In a CloudBees CI environment deployed in Azure Kubernetes Service (AKS), you can see how one of your controllers is continuously reporting issues and does not finish provisioning operation.

In the pod logs you can see some entries like the ones shown below:

[DATE][Warning][Pod][teams-name-0][FailedAttachVolume] AttachVolume.Attach failed for volume "pvc-XXX" : failed to get azure instance id for node "aks-XXX" (azure.BearerAuthorizer#WithAuthorization: Failed to refresh the Token for request to https://localhost:7788/subscriptions/XXX/resourceGroups/XXX/providers/Microsoft.Compute/virtualMachines/aks-XXX?%!!(MISSING)e(MISSING)xpand=instanceView&api-version=2018-04-01: StatusCode=401 -- Original Error: adal: Refresh request failed. Status Code = '401'. Response body: {"error":"invalid_client","error_description":"AADSTS7000222: The provided client secret keys are expired. Visit the Azure Portal to create new keys for your app, or consider using certificate credentials for added security: https://docs.microsoft.com/azure/active-directory/develop/active-directory-certificate-credentials\r\nTrace ID: XXX0\r\nCorrelation ID: XXXX\r\nTimestamp: XXX","error_codes":[7000222],"timestamp":"XXX","trace_id":"XXXXX","correlation_id":"XXXX","error_uri":"https://login.microsoftonline.com/error?code=7000222"})

Resolution

The key for what is happening can be inferred from the Microsoft Error code. By browsing to the url included in the error message: https://login.microsoftonline.com/error?code=7000222 we can verify that this means that the Application (controller pod) is trying to sign in without the correct authentication parameters.

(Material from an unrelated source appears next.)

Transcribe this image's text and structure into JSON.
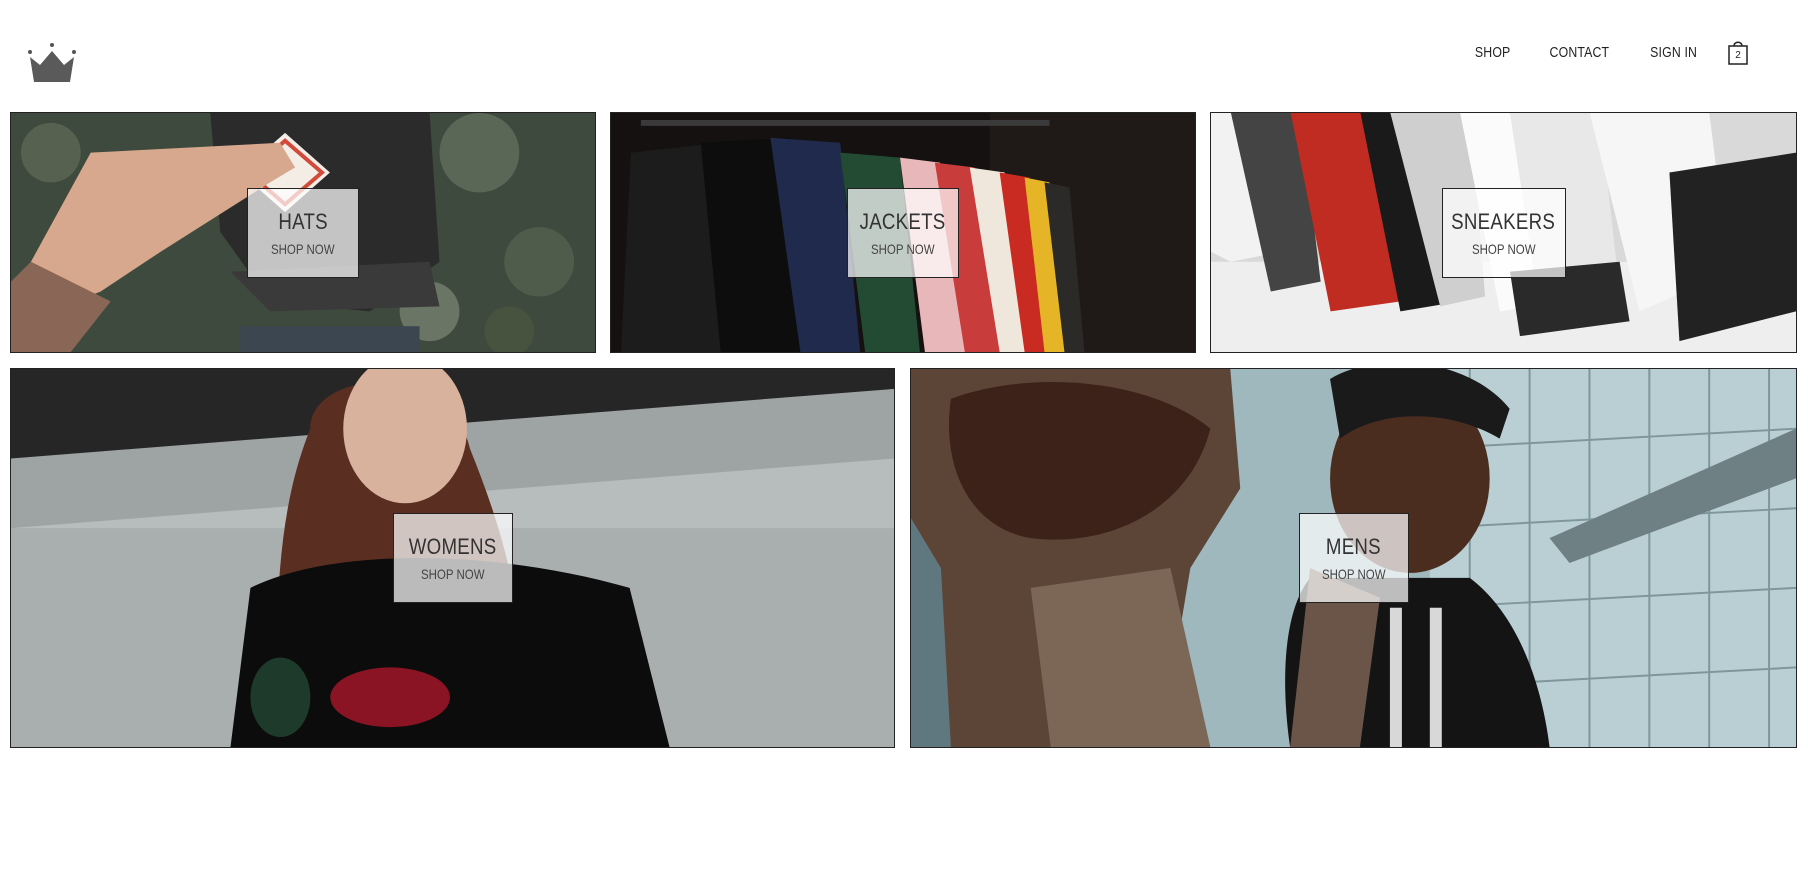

Reviewing the additional link that we can find in the error code page mentioned above, you will get to how Microsoft’s Identity Platform allows different applications to use their own credentials as described here.

If you are using a Service principal to define or manage the application access to your AKS resources, the error shown above means that the service principal defined for the application is no longer valid and you need to recreate it.

One way to validate this is to go to your AKS Resource Health Dashboard, check for any reported service principal problems and finally follow the steps provided in the AKS service principal documentation to get it fixed.